Gina Denise Barreto Soares

Resumo


Este artigo é parte de uma pesquisa de doutorado que trata dos significados de um concerto didático realizado pela Orquestra Sinfônica do Estado do Espírito Santo (OSES) para os alunos das escolas de educação básica da rede pública localizadas na região da Grande Vitória no estado do Espírito Santo, Brasil. O concerto didático, nosso objeto de estudo, tem como finalidade a formação de plateias e é tratado como uma oportunidade de introduzir alguns códigos da música de concerto no universo cultural de plateias pouco familiarizadas com esse gênero musical. De acordo com o senso comum, a música de concerto é considerada como um gênero próprio da cultura das elites e de difícil acesso para todos aqueles que não estão habituados. Sendo assim, o concerto didático aqui em questão busca criar facilidades para que a plateia interaja com a música de concerto. Por lidar com a apreciação musical em audiência, consideramos que este fazer musical tem o potencial de proporcionar a criação de significados por meio da superação das distâncias entre a plateia e a música de concerto. Além de considerações sobre a apreciação musical (GOBBI, 2011; FRANÇA; SWANWICK, 2002; MORAES, 1983; COPLAND, 2011; WILLENS, 1970 e ELLIOTT, 1995), a Nova Retórica (PERELMAN, 1993; PERELMAN; OBRECHTS-TYTECA, 2000; REBOUL, 2000 e MEYER, 1993; 2007) e a Semiologia Cognitiva (KLINKENBERG, 1996; 1999) compõem o referencial teórico utilizado.
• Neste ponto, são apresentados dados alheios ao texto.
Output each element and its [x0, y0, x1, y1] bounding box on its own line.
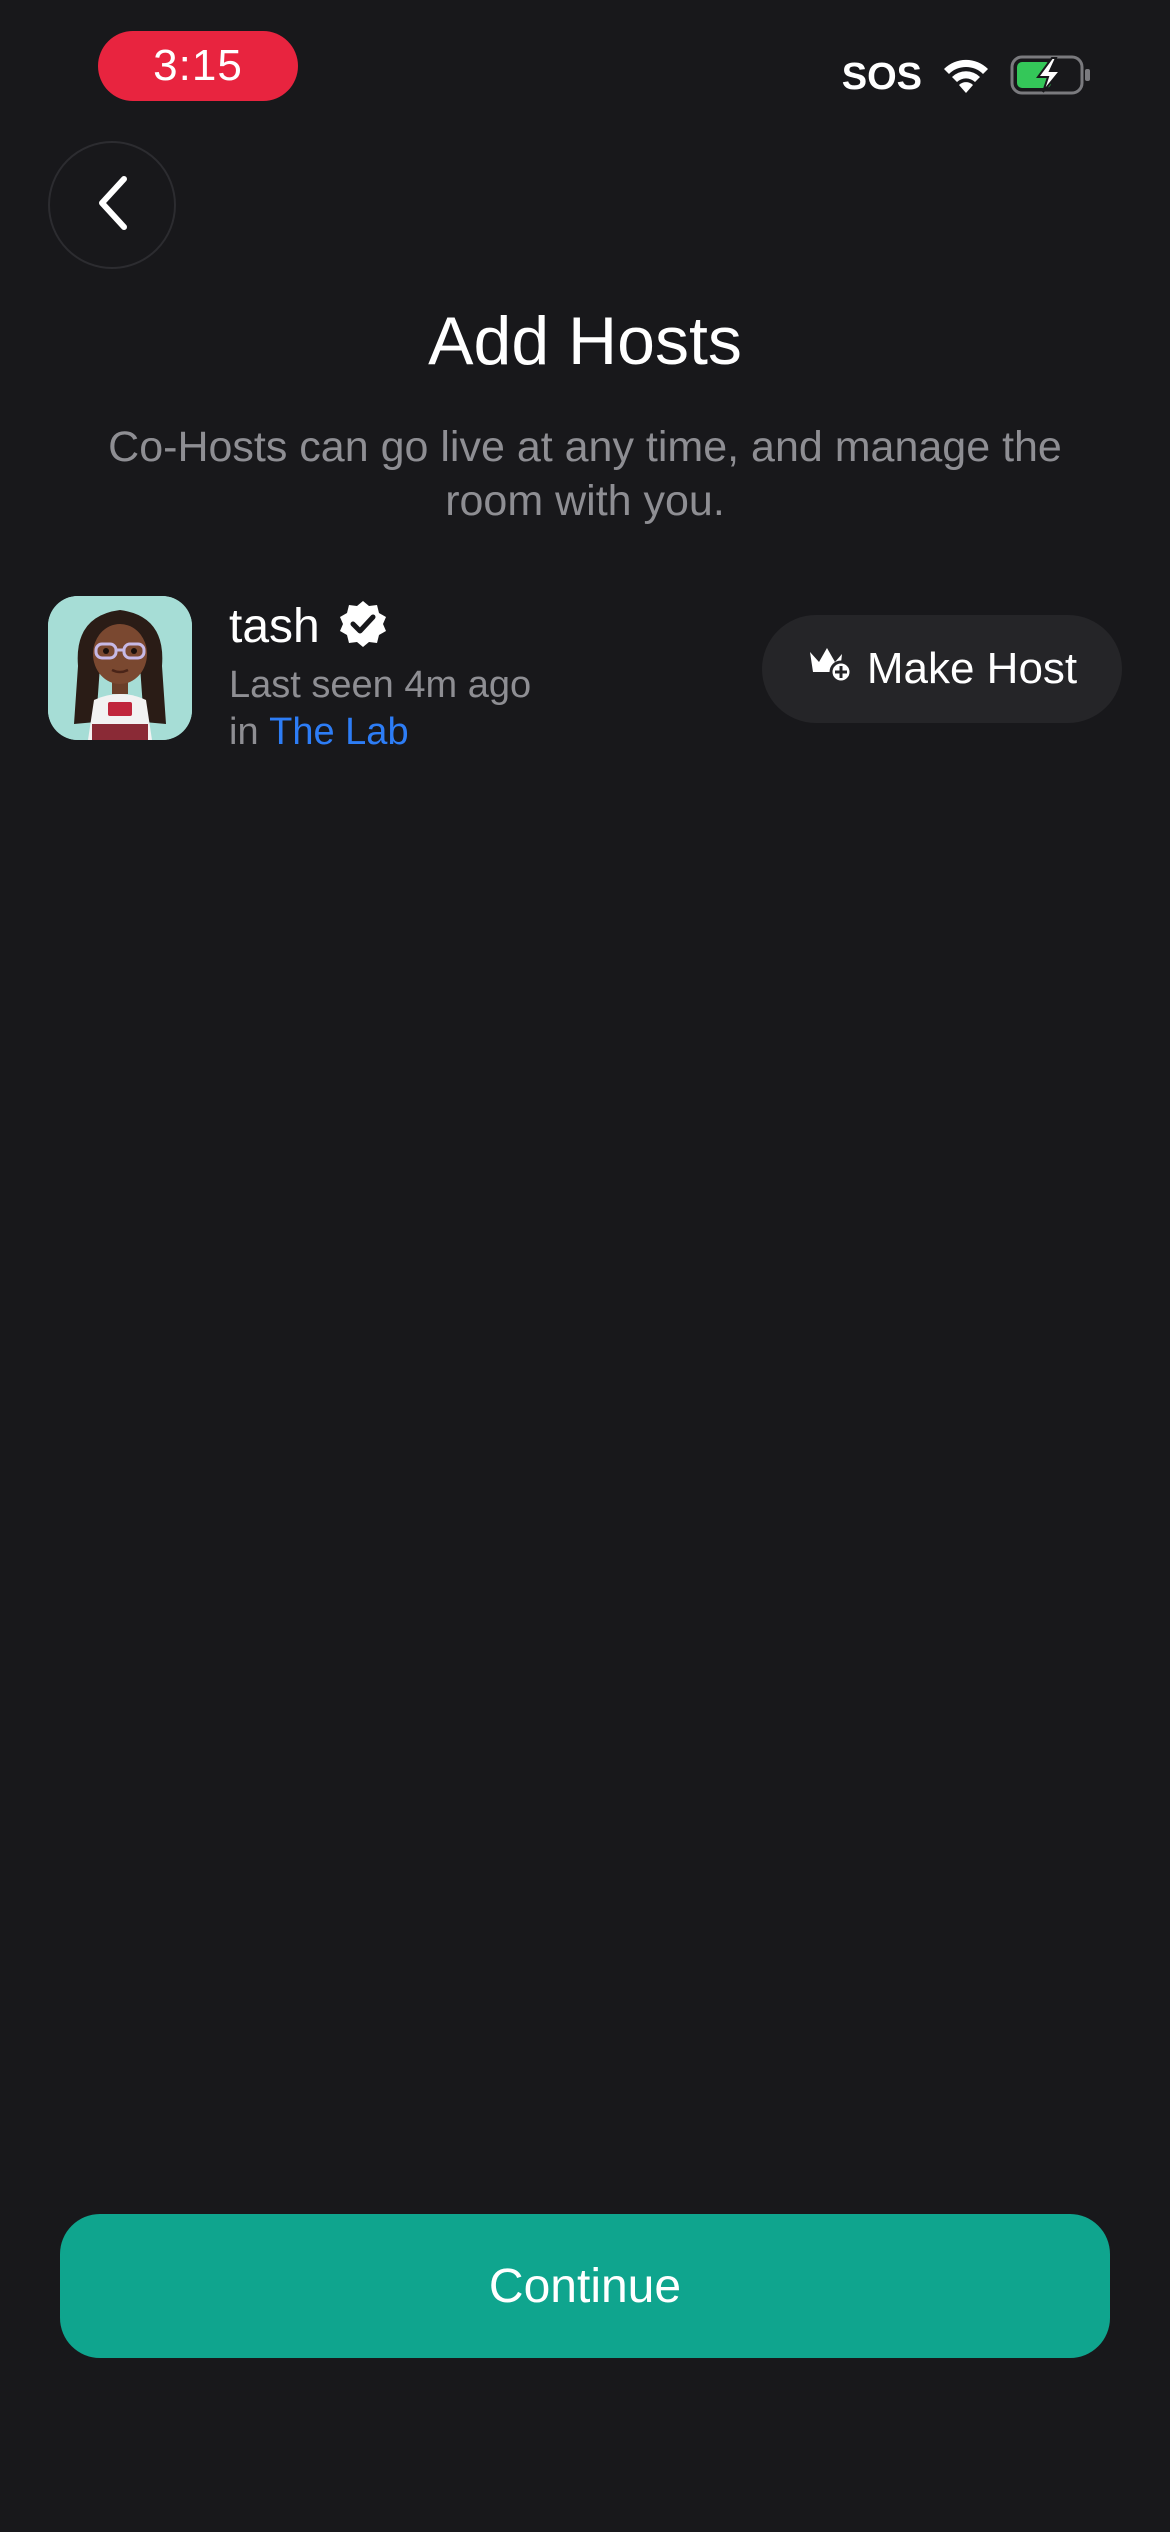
battery-charging-icon: [1010, 54, 1092, 101]
chevron-left-icon: [90, 173, 134, 238]
verified-badge-icon: [338, 599, 388, 654]
user-info: tash Last seen 4m ago in The Lab: [229, 596, 531, 754]
user-list-item: tash Last seen 4m ago in The Lab Make Ho…: [48, 596, 1122, 753]
room-prefix: in: [229, 711, 259, 753]
crown-add-icon: [807, 644, 853, 695]
carrier-label: SOS: [841, 55, 922, 98]
continue-button[interactable]: Continue: [60, 2214, 1110, 2358]
status-time-pill[interactable]: 3:15: [98, 31, 298, 101]
last-seen-text: Last seen 4m ago: [229, 664, 532, 706]
add-hosts-screen: 3:15 SOS Add Hosts Co-Hosts can go live …: [0, 0, 1170, 2532]
page-subtitle: Co-Hosts can go live at any time, and ma…: [108, 423, 1062, 525]
room-link[interactable]: The Lab: [269, 711, 408, 753]
back-button[interactable]: [48, 141, 176, 269]
wifi-icon: [940, 55, 992, 100]
current-room-line: in The Lab: [229, 711, 531, 754]
continue-label: Continue: [488, 2259, 682, 2313]
status-time: 3:15: [153, 41, 243, 90]
make-host-button[interactable]: Make Host: [762, 615, 1122, 723]
user-name[interactable]: tash: [229, 599, 320, 654]
user-name-line: tash: [229, 596, 531, 656]
page-title: Add Hosts: [428, 303, 742, 379]
avatar[interactable]: [48, 596, 192, 740]
status-indicators: SOS: [842, 50, 1092, 104]
make-host-label: Make Host: [866, 644, 1078, 693]
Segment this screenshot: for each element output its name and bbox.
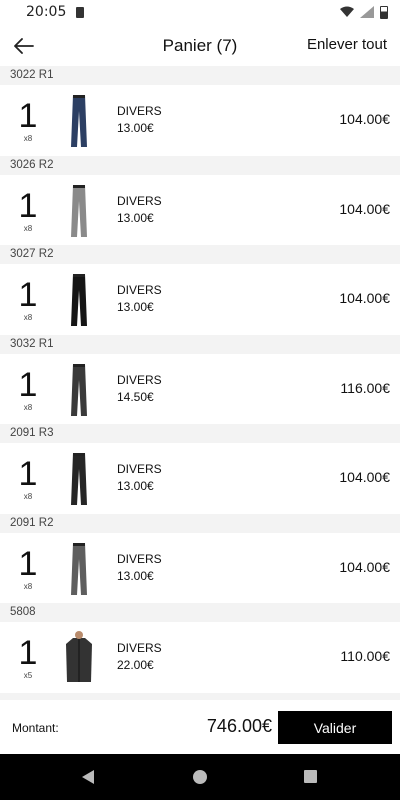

Os dados foram coletados por meio de questionários compostos de três etapas e aplicados a um grupo de quarenta e três alunos. Em seguida, tais dados foram organizados e analisados com o objetivo de apreender os significados do concerto didático. O recorte dos dados analisados trazidos para o momento terão como foco o componente estético da apreciação musical.